A KTLA news reporter got an unusual request while reporting live from the scene of a fire Wednesday.

While covering a fire near Rancho Cucamonga, KTLA reporter Courtney Friel tried to talk to a shirtless man carrying a dog about the evacuations occurring in the area. (That might have been her first mistake right there.)

"Wow, you're super pretty, you wanna go on a date sometime?" the man asked her. WHOA, "super pretty?" That's like pretty times ten. "Super pretty" is "pretty" pulling an all nighter at a craps table in Reno jacked up on Red Bull and caffeine pills. Going straight for the kill, bro. Super smooth.

Friel quickly changed topics, trying to keep him on topic. I hear she's now up for the Edward R. Murrow Excellence in Ducking Douchey Questions from Weirdos You Are Forced to Talk to During Those Goddamn Pointless Man-in-the-Street Interviews Award. I'm definitely going to vote for her.

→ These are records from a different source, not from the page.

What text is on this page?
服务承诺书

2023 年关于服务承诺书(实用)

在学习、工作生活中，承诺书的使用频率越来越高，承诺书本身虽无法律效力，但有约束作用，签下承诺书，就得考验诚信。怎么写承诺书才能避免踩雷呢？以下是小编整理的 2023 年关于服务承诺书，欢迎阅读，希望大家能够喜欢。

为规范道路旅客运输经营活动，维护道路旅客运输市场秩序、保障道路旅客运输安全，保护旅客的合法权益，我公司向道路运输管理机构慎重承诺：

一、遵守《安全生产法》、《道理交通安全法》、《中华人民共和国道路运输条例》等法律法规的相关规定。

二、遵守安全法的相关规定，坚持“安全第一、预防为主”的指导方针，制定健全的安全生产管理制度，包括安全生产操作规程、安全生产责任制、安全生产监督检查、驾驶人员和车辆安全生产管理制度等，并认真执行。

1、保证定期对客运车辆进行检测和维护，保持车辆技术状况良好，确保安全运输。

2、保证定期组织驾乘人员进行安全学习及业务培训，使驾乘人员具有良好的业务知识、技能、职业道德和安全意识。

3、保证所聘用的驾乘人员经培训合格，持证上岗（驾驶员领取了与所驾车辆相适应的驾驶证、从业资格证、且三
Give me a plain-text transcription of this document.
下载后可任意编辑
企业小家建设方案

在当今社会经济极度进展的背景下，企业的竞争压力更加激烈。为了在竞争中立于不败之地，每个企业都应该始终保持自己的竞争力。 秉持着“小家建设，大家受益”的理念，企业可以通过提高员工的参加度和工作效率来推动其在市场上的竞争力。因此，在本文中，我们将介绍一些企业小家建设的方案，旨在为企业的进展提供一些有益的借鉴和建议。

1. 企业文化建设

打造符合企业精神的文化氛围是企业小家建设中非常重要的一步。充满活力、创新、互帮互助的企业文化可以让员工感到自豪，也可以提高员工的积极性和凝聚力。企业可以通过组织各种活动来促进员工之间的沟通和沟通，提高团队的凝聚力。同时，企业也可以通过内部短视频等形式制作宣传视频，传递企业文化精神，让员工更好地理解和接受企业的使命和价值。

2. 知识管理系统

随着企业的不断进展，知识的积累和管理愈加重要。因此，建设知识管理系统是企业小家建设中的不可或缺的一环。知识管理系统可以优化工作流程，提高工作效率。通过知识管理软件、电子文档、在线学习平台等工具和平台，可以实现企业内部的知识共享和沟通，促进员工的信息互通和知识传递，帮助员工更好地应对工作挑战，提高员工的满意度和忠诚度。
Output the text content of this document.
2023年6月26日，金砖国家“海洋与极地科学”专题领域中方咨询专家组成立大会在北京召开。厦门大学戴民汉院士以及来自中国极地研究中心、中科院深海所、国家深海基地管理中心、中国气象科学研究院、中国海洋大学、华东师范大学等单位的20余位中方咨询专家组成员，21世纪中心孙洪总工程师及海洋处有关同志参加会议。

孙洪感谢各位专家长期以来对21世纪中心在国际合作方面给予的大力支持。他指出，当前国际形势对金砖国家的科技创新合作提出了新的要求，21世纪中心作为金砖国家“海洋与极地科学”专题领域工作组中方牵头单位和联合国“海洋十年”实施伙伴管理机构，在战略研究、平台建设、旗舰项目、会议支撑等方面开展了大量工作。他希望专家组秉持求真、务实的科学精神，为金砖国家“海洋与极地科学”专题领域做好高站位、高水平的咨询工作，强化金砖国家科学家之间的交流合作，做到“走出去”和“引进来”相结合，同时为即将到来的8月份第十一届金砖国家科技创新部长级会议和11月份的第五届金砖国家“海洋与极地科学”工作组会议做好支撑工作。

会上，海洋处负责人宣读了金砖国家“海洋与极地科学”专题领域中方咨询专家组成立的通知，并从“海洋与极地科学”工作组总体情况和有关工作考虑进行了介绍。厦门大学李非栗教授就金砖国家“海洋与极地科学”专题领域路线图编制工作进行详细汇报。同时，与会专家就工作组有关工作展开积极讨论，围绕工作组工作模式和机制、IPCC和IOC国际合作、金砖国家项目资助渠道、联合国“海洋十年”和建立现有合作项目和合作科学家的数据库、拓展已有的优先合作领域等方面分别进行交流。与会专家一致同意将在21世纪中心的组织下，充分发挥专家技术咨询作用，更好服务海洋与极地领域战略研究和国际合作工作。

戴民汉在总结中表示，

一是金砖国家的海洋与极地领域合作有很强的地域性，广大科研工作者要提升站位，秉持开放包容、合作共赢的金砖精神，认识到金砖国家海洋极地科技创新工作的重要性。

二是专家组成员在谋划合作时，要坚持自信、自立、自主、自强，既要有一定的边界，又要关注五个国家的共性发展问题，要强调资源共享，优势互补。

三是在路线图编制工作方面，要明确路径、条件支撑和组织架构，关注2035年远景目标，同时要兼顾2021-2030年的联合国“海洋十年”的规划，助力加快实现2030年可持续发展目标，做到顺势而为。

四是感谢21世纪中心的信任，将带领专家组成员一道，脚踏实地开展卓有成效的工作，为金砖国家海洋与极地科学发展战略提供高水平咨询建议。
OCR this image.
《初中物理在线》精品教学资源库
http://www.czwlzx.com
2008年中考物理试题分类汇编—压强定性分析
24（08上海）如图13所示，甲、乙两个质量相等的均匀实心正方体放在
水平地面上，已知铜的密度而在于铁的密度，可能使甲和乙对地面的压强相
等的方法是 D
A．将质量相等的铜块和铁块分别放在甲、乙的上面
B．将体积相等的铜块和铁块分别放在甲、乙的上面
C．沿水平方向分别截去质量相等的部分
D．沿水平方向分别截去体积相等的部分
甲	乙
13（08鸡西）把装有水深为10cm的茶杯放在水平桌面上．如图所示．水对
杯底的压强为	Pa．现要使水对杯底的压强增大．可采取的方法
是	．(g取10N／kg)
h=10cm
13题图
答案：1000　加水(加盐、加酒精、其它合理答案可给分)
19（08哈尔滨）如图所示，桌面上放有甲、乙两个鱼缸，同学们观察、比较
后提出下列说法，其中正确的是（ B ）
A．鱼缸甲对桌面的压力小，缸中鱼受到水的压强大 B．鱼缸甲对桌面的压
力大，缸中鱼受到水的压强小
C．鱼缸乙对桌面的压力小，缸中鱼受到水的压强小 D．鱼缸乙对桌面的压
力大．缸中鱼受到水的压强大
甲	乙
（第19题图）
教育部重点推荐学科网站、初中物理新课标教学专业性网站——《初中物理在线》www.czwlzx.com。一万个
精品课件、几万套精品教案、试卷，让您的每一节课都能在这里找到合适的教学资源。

"Do you live in one of these houses? Are you evacuating?" she asked. Nope, just randomly walking around the 'hood shirtless, carrying my dog, lady. Typical Wednesday, amirite SoCal? Go Dodgers.

"I live down the street, I was just checking out the fire," he said. Oh hey, what's that? A raging blaze that's threatening to take out our community. Dude. Gotta check that out. HASHTAG BURNING, YO.

Friel asked him what he thought of the fire, because if there's one thing society needs it's this guy's opinion on a natural disaster.

"It's pretty cool," he said. Yeah. Fires are hella cool. Especially the ones that force the mass evacuation of all your friends and neighbors. But super especially if they give you a chance to hit on hot hottie reporters!

The station posted a follow-up to the awkward moment on their Facebook page: "Yes, a shirtless man carrying a dog asked our Courtney Friel out on a date during her live shot this morning. And yes, she handled it like a total pro. Way to keep your cool, Courtney!"

This is no unicorn wearing a tutu photobomb, but it's up there with some classic live TV moments. If only he'd been wearing his My Little Pony costume which he probably has hidden somewhere in his mom's bedroom.